RetroArch on ARM Linux (Allwinner A10)

I recently bought an el-cheapo Android TV stick based on the Allwinner A10, hoping to run RetroArch and get better performance than my Raspberry Pi. In RetroArch-Android it does do a bit better, but there are so many issues with Android on this thing (keys sticking, no bluetooth dongle support, screen randomly blacking out) that I still use the R-Pi.

Has anybody had any luck running RetroArch for ARM Linux instead of Android on an Allwinner A10 device? I have tried in the past, but performance was really bad compared to RetroArch-Android.

There is a community devoted to running regular ARM Linux on these things (http://linux-sunxi.org), and there are binary GPU drivers here. Any reason this wouldn’t work?

Thanks

I have an Allwinner A10 Android tablet (Cortex A8, single core).

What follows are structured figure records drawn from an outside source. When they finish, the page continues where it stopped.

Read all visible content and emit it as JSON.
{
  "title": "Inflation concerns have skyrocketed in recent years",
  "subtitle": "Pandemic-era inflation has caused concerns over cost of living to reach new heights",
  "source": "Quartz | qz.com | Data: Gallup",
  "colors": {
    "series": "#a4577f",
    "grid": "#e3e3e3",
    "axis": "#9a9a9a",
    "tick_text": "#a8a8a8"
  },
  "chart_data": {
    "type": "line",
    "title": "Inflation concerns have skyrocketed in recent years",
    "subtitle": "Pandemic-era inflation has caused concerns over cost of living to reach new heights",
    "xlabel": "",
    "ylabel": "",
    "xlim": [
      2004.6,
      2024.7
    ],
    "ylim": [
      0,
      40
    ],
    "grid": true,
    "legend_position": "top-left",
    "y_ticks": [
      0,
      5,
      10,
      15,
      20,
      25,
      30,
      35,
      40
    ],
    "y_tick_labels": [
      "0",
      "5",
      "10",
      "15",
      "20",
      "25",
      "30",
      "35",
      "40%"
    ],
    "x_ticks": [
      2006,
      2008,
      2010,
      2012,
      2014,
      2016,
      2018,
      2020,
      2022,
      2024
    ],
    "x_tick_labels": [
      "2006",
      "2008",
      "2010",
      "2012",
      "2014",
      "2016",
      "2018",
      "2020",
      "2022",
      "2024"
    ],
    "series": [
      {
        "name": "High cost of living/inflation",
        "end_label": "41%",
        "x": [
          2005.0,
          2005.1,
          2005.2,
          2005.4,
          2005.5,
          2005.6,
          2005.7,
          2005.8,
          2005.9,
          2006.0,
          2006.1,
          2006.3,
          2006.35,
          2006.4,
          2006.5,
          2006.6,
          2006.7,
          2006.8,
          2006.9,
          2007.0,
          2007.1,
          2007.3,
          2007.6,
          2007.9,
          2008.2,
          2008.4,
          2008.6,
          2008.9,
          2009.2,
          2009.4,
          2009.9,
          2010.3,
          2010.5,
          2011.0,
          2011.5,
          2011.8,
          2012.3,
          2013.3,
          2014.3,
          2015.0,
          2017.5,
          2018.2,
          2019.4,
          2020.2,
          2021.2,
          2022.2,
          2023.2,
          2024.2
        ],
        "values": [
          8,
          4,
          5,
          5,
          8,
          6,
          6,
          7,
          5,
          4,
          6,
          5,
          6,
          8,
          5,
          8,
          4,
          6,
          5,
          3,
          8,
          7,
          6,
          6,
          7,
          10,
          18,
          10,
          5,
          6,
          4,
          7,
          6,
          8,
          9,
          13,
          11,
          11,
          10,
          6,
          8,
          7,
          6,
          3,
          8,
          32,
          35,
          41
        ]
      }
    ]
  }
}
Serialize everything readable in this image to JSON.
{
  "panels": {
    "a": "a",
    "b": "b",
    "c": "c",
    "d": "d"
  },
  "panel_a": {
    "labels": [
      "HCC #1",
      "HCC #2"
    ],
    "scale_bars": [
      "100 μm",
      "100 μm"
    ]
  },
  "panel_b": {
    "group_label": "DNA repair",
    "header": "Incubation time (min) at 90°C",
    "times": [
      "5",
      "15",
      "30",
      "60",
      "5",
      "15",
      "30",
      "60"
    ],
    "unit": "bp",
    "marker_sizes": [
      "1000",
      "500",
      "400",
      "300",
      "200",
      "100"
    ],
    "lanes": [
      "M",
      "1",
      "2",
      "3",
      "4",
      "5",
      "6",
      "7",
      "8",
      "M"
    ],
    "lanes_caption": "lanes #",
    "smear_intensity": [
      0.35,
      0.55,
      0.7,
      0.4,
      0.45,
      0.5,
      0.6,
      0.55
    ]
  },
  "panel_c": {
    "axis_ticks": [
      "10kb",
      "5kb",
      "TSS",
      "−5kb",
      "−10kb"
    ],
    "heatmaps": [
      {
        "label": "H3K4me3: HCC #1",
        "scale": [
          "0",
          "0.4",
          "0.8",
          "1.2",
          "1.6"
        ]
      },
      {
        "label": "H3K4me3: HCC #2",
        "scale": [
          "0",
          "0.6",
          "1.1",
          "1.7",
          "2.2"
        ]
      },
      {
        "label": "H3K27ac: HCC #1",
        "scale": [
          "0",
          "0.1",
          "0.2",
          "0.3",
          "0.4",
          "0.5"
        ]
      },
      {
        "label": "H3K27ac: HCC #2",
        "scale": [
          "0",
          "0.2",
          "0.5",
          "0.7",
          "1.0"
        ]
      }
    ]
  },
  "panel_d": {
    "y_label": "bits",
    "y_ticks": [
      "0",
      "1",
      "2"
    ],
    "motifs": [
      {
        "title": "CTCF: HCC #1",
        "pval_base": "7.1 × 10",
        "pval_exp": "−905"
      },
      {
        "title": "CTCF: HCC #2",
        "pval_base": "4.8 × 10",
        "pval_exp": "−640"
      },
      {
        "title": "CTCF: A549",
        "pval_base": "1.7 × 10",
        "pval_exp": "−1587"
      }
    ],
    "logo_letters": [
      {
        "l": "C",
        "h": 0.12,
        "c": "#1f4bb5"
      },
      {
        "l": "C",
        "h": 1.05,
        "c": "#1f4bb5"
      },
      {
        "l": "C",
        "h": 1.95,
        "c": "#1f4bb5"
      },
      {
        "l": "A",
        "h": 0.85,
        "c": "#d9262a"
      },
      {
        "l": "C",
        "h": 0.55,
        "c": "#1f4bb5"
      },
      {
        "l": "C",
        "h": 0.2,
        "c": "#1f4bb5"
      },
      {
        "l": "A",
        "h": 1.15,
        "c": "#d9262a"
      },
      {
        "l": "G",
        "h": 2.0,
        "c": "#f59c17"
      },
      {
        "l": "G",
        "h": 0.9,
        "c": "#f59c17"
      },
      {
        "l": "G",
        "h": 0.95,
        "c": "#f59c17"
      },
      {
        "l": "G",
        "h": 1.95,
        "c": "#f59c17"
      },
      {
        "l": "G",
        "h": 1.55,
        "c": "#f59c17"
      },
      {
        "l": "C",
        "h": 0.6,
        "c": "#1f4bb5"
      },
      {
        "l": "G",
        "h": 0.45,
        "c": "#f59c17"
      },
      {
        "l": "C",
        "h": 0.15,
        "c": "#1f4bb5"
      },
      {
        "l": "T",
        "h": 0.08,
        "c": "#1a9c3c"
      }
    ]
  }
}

First of all - you will want to go with USB gamepads - don’t even think about going with Bluetooth because it will be a severe CPU hog and your CPU (and OS) absolutely can’t hope to handle that with adequate speeds - having a singlecore CPU on Android is already asking for trouble.

Second, Android itself is a bad fit for emulators. ARM Linux would be much preferable - I haven’t yet tried it but all of the pitfalls we are dealing with on Android (like a garbage collector that screws up performance willy-nilly) would be non-existent on ARM Linux.

The reason you might have gotten worse performance on ARM Linux vs. RetroArch Android is probably because the ‘binary Android GPU drivers’ don’t really work well with your particular ARM Linux flavor - I can’t really state with absolute certainty what the case there is - it’s probably all still very experimental.

Anyways, the screen shouldn’t randomly black out on RetroArch Android and ‘key sticking’ is also not supposed to happen. So I’d say these are configuration problems more than anything.

I know this is not what people often want to hear - but the ‘best devices’ for RetroArch usually happen to be the devices that require a jailbreak, ie. a PS3, a Wii or an iOS device.

The whole situation with the ‘cheap disposable hardware’ that these ARM thingies represent is that the biggest piece of ‘bloatware’ on them - Android - is the biggest impediment to decent performance you can get on these things. Then you have underperforming hardware and - frankly - a 1.6GHz ARM Android tablet still has no chance of even matching a 729MHz Nintendo Wii in terms of CPU power - we have done the comparisons and it’s very clear that the Wii performs better than a Cortex A9-powered LG Lucid.

Squarepusher, thanks for the reply.

I guess I will just use this device as a server then.